Vestius heeft in de verstekprocedure gevorderd dat de rechtbank bij uitvoerbaar bij voorraad te verklaren vonnis [gedaagde] zal veroordelen tot betaling van € 50.091,33 aan openstaande facturen, € 975,91 aan buitengerechtelijke kosten en de proceskosten, waaronder de beslagkosten en de nakosten, te vermeerderen met wettelijke rente.
3.2.
Bij verstekvonnis van 4 december 2019 (hierna: het verstekvonnis) zijn de vorderingen van Vestius toegewezen behoudens de buitengerechtelijke kosten en is [gedaagde] veroordeeld in de proceskosten, de beslagkosten en de nakosten.
3.3.
[gedaagde] vordert in het verzet dat zij wordt ontheven van de veroordeling tegen haar uitgesproken in het verstekvonnis en dat de vorderingen van Vestius alsnog worden afgewezen, met veroordeling van Vestius in de werkelijk gemaakte kosten van de verzetprocedure en de nakosten, te vermeerderen met de wettelijke rente.
3.4.
Op de stellingen van partijen wordt hierna, voor zover van belang, nader ingegaan.
in reconventie
3.5.
[gedaagde] vordert samengevat bij vonnis, voor zover mogelijk uitvoerbaar bij voorraad, de overeenkomst van opdracht te ontbinden en Vestius te veroordelen tot betaling van € 132.418,01, vermeerderd met rente en kosten.
3.6.
[gedaagde] heeft het gevorderde bedrag van € 132.418,01 als volgt gespecificeerd:
a. € 63.797,50 aan schade als gevolg van de gemiste schikkingskans;
b. € 38.922,16 aan schade wegens kosten mr. Palthe;
c. € 3.086,59 aan schade wegens tolkkosten;
d. € 26.611,76 aan schade wegens onterechte beslaglegging.
3.7.
Vestius voert verweer.
3.8.
Op de stellingen van partijen wordt hierna, voor zover van belang, nader ingegaan.

4.De beoordeling

in conventie en in reconventie

4.1.
Het verzet is tijdig en op de juiste wijze ingesteld, zodat [gedaagde] in zoverre in haar verzet kan worden ontvangen.
4.2.
Gelet op hun onderlinge samenhang zullen de vorderingen in conventie en reconventie hierna gezamenlijk worden behandeld.
dagvaarding nietig?
4.3.
[gedaagde] stelt dat de dagvaarding niet rechtsgeldig is betekend.
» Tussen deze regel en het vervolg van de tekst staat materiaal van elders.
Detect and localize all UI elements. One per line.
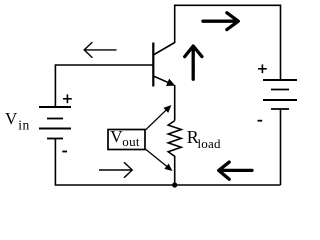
- svg-text:V: V: [110, 127, 123, 146]
- svg-text:in: in: [18, 117, 30, 132]
- svg-text:out: out: [122, 134, 140, 149]
- svg-text:V: V: [5, 109, 18, 128]
- svg-text:load: load: [198, 136, 221, 151]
Dit baseert zij op het feit dat de eerder betekende beslagstukken door de nieuwe bewoner van het adres [adres 1] te [plaats 1] aan de centrale autoriteit zijn teruggestuurd en de centrale autoriteit een ‘certificate of non-service’ met betrekking tot de beslagstukken heeft afgegeven, waaruit blijkt dat haar adres niet meer juist was, zodat de latere betekening van de dagvaarding aan dat adres niet rechtsgeldig kon geschieden.
Dit betoog wordt verworpen. Om te beginnen staat vast dat met betrekking tot de dagvaarding wel een ‘certificate of service‘ van de centrale autoriteit is ontvangen, waarop is aangetekend dat de dagvaarding op het aangegeven adres is uitgereikt (‘good service’), zie hiervoor onder 2.23. Verder blijkt uit het met betrekking tot de beslagstukken afgegeven ‘certificate of non-service’ (zie hiervoor onder 2.21) dat de stukken door ‘defendant’ zijn teruggestuurd. Hieruit kon niet worden afgeleid dat het adres niet meer juist was. Dat betekent dat Vestius er van uit mocht gaan dat de betekening van de dagvaarding geslaagd was. Dat de centrale autoriteit de beslagstukken heeft teruggestuurd aan gerechtsdeurwaarder Toonen (zie hiervoor onder 2.22
)en in een email van 11 december 2019 (zie hiervoor onder 2.24) heeft verklaard dat in het genoemde ‘certificate of non-service’ ten onrechte is vermeld dat de ‘defendant’ de stukken heeft teruggestuurd, omdat de nieuwe bewoner van het adres de stukken heeft teruggestuurd, doet aan het voorafgaande niet af. Die (veel later gebleken) fout heeft mogelijk wel tot gevolg gehad dat de dagvaarding [gedaagde] niet heeft bereikt, maar dat komt niet voor rekening van Vestius, die immers mocht afgaan op het door de centrale autoriteit afgegeven ‘certificate of service’, en maakt de dagvaarding dan ook niet nietig.
betaling openstaande facturen
4.4.
[gedaagde] stelt dat mr. [voormalig advocaat] excessief heeft gedeclareerd. Zo zijn 21 uur aan werkzaamheden in rekening gebracht voor de vertaling van een reeds door [gedaagde] opgesteld 18 pagina’s tellende Engelse klacht bij het CRM, 63 uur voor het opstellen van de dagvaarding in de schadevergoedingsprocedure en 41 uur voor het opstellen van het verweer in de ontbindingsprocedure. Verder heeft Vestius onevenredig veel tijd gerekend voor het voorbereiden van diverse besprekingen en de zitting van 29 augustus 2018. Met de reeds betaalde € 13.173,27 is voor de gebrekkige dienstverlening van mr. [voormalig advocaat] volgens [gedaagde] ruimschoots betaald.
4.5.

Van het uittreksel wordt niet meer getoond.